Processing Observed Data in Parallel¶
This fairly complex examples takes an ASDF file and produces two new data sets, each processed in a different frequency band.
It can be run with MPI. It scales fairly well and will utilize parallel I/O if your machine supports it. Please keep in mind that there is a significant start-up cost for Python on each core (special Python versions that get around that if really necessary are in existence) so don’t use too many cores.
$ mpirun -n 64 python process_observed.py
If you don’t run it with MPI with will utilize Python’s multiprocessing
module and run it on each of the machines cores. I/O is not parallel and
uses a round-robin scheme where only one core writes at single point in time.
$ python process_observed.py
1import obspy
2from obspy.core.util.geodetics import gps2DistAzimuth
3import numpy as np
4
5from pyasdf import ASDFDataSet
6
7ds = ASDFDataSet("./observed.h5")
8
9event = ds.events[0]
10
11origin = event.preferred_origin() or event.origins[0]
12event_latitude = origin.latitude
13event_longitude = origin.longitude
14
15# Figure out these parameters somehonw!
16starttime = obspy.UTCDateTime("2010-03-11T06:22:19.021324Z")
17npts = 5708
18sampling_rate = 1.0
19
20
21# Loop over both period sets. This will result in two files. It could also be
22# saved to the same file.
23for min_period, max_period in [(27.0, 60.0)]:
24 f2 = 1.0 / max_period
25 f3 = 1.0 / min_period
26 f1 = 0.8 * f2
27 f4 = 1.2 * f3
28 pre_filt = (f1, f2, f3, f4)
29
30 def process_function(st, inv):
31 st.detrend("linear")
32 st.detrend("demean")
33 st.taper(max_percentage=0.05, type="hann")
34
35 st.attach_response(inv)
36 st.remove_response(
37 output="DISP", pre_filt=pre_filt, zero_mean=False, taper=False
38 )
39
40 st.detrend("linear")
41 st.detrend("demean")
42 st.taper(max_percentage=0.05, type="hann")
43
44 st.interpolate(
45 sampling_rate=sampling_rate, starttime=starttime, npts=npts
46 )
47
48 station_latitude = inv[0][0].latitude
49 station_longitude = inv[0][0].longitude
50 _, baz, _ = gps2DistAzimuth(
51 station_latitude,
52 station_longitude,
53 event_latitude,
54 event_longitude,
55 )
56
57 components = [tr.stats.channel[-1] for tr in st]

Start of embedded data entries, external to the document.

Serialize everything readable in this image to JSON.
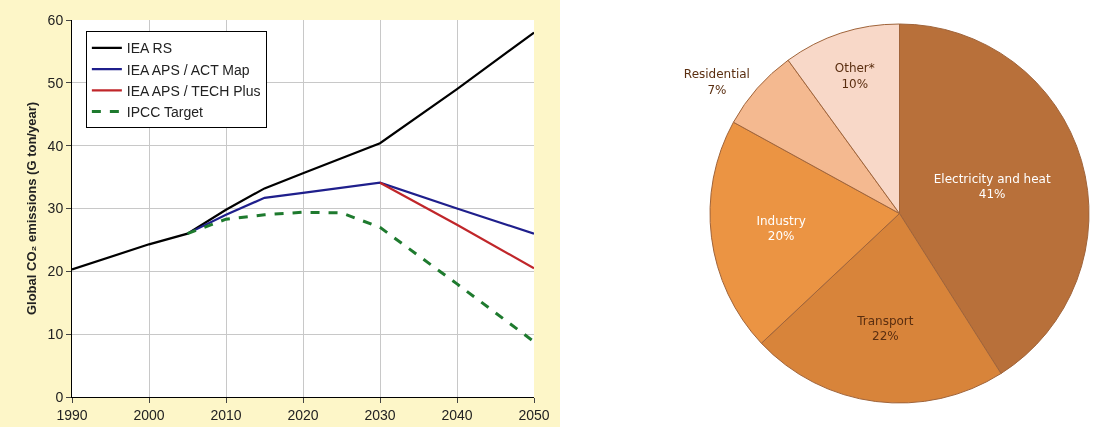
{
  "chart_data": [
    {
      "type": "line",
      "ylabel": "Global CO₂ emissions (G ton/year)",
      "xlim": [
        1990,
        2050
      ],
      "xticks": [
        1990,
        2000,
        2010,
        2020,
        2030,
        2040,
        2050
      ],
      "ylim": [
        0,
        60
      ],
      "yticks": [
        0,
        10,
        20,
        30,
        40,
        50,
        60
      ],
      "grid": true,
      "legend": "top left",
      "line_style": "solid",
      "marker": "none",
      "series": [
        {
          "name": "IEA RS",
          "color": "#000000",
          "x": [
            1990,
            2000,
            2005,
            2010,
            2015,
            2020,
            2025,
            2030,
            2040,
            2050
          ],
          "values": [
            20.3,
            24.3,
            26,
            29.8,
            33.2,
            35.6,
            38,
            40.4,
            49,
            58
          ]
        },
        {
          "name": "IEA APS / ACT Map",
          "color": "#1f1f8c",
          "x": [
            2005,
            2010,
            2015,
            2020,
            2030,
            2040,
            2050
          ],
          "values": [
            26,
            29,
            31.7,
            32.5,
            34.1,
            30,
            26
          ]
        },
        {
          "name": "IEA APS / TECH Plus",
          "color": "#c0262a",
          "x": [
            2030,
            2040,
            2050
          ],
          "values": [
            34.1,
            27.4,
            20.5
          ]
        },
        {
          "name": "IPCC Target",
          "color": "#1e7a2e",
          "line_style": "dashed",
          "x": [
            2005,
            2010,
            2015,
            2020,
            2025,
            2030,
            2040,
            2050
          ],
          "values": [
            26,
            28.3,
            29,
            29.4,
            29.3,
            27,
            18,
            8.8
          ]
        }
      ]
    },
    {
      "type": "pie",
      "categories": [
        "Electricity and heat",
        "Transport",
        "Industry",
        "Residential",
        "Other*"
      ],
      "values": [
        41,
        22,
        20,
        7,
        10
      ],
      "value_labels": [
        "41%",
        "22%",
        "20%",
        "7%",
        "10%"
      ],
      "colors": [
        "#b8703a",
        "#d8843a",
        "#eb9443",
        "#f4b990",
        "#f8d8c8"
      ],
      "legend": false
    }
  ]
}
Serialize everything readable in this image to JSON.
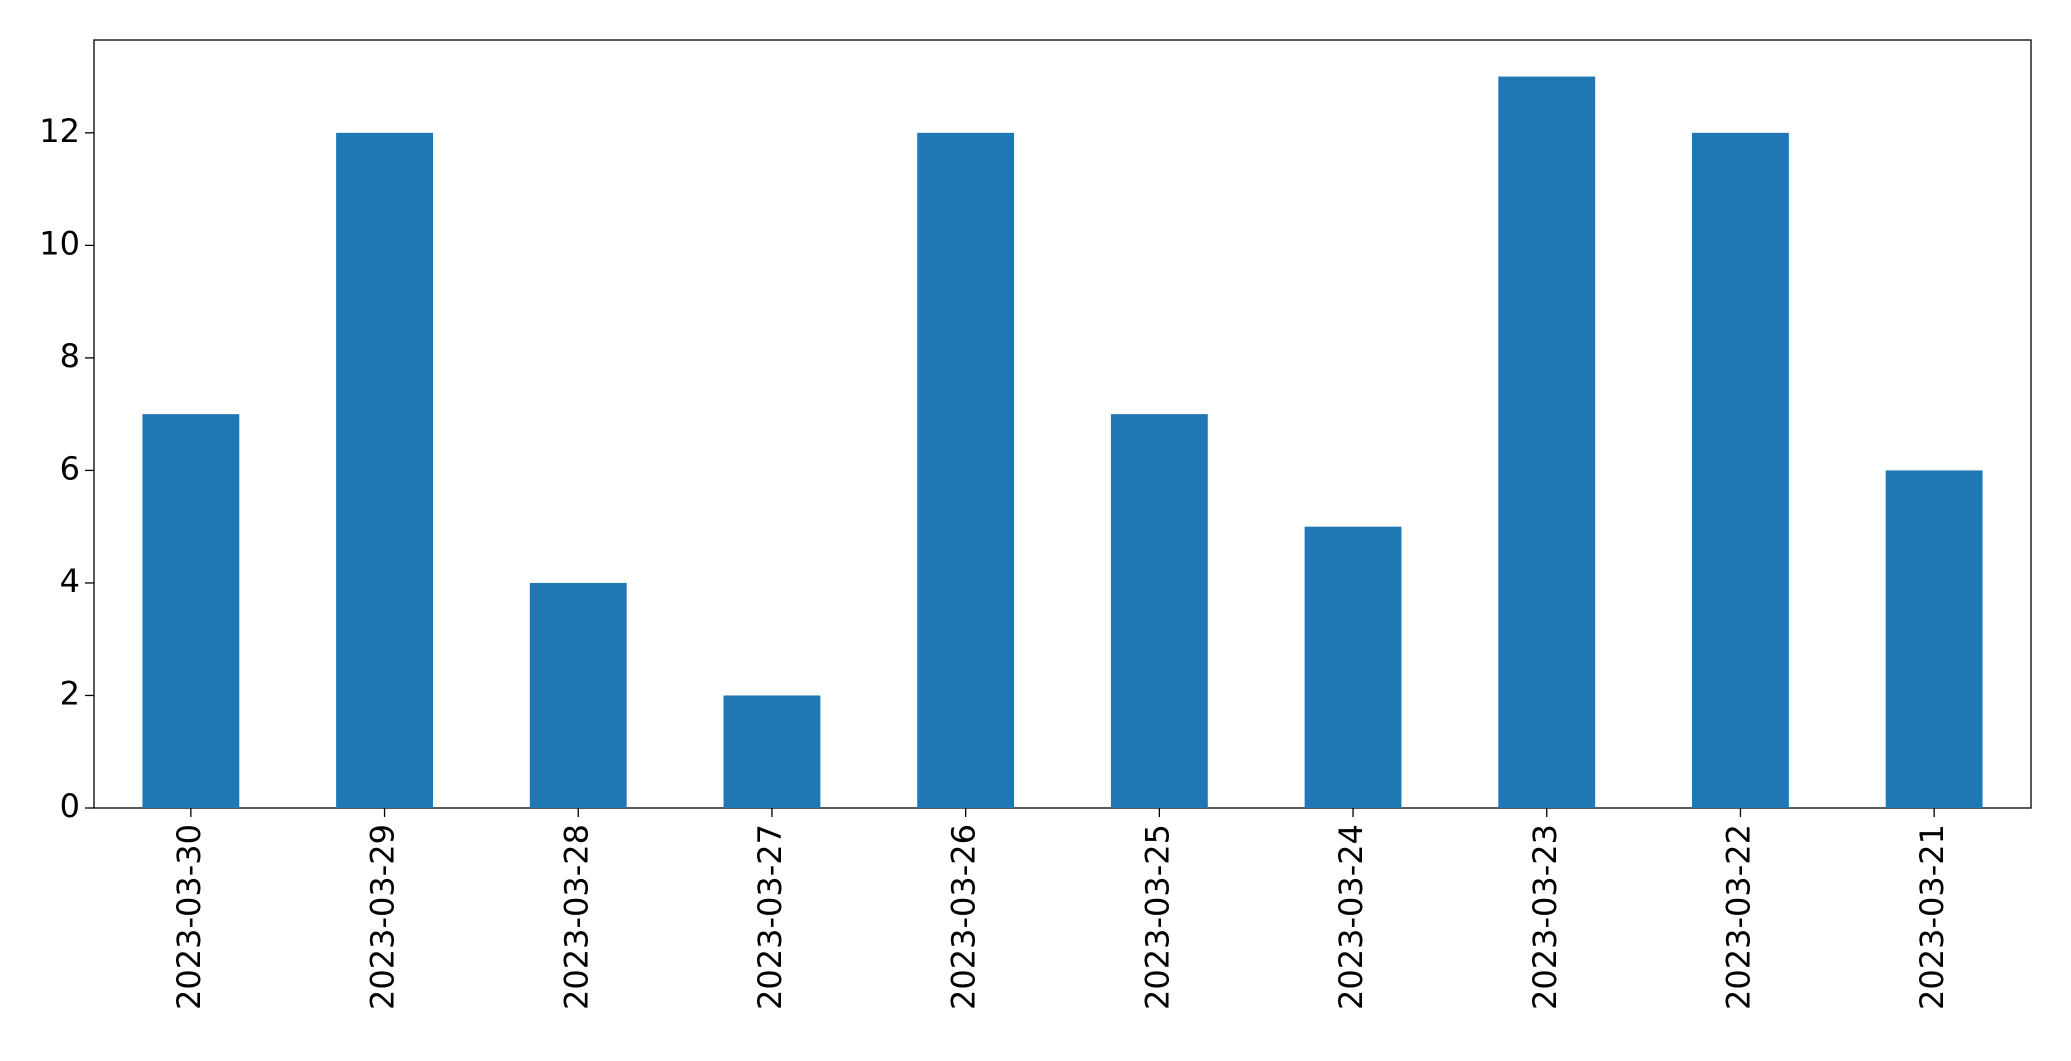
{
  "chart_data": {
    "type": "bar",
    "categories": [
      "2023-03-30",
      "2023-03-29",
      "2023-03-28",
      "2023-03-27",
      "2023-03-26",
      "2023-03-25",
      "2023-03-24",
      "2023-03-23",
      "2023-03-22",
      "2023-03-21"
    ],
    "values": [
      7,
      12,
      4,
      2,
      12,
      7,
      5,
      13,
      12,
      6
    ],
    "color": "#1f77b4",
    "ylim": [
      0,
      13.65
    ],
    "yticks": [
      0,
      2,
      4,
      6,
      8,
      10,
      12
    ],
    "grid": false
  }
}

58 if "N" in components and "E" in components:
59 st.rotate(method="NE->RT", back_azimuth=baz)
60
61 # Convert to single precision to save space.
62 for tr in st:
63 tr.data = np.require(tr.data, dtype="float32")
64
65 return st
66
67 tag_name = "preprocessed_%is_to_%is" % (int(min_period), int(max_period))
68
69 tag_map = {"raw_recording": tag_name}
70
71 ds.process(process_function, tag_name + ".h5", tag_map=tag_map)
72
73# Important when running with MPI as it might otherwise not be able to finish.
74del ds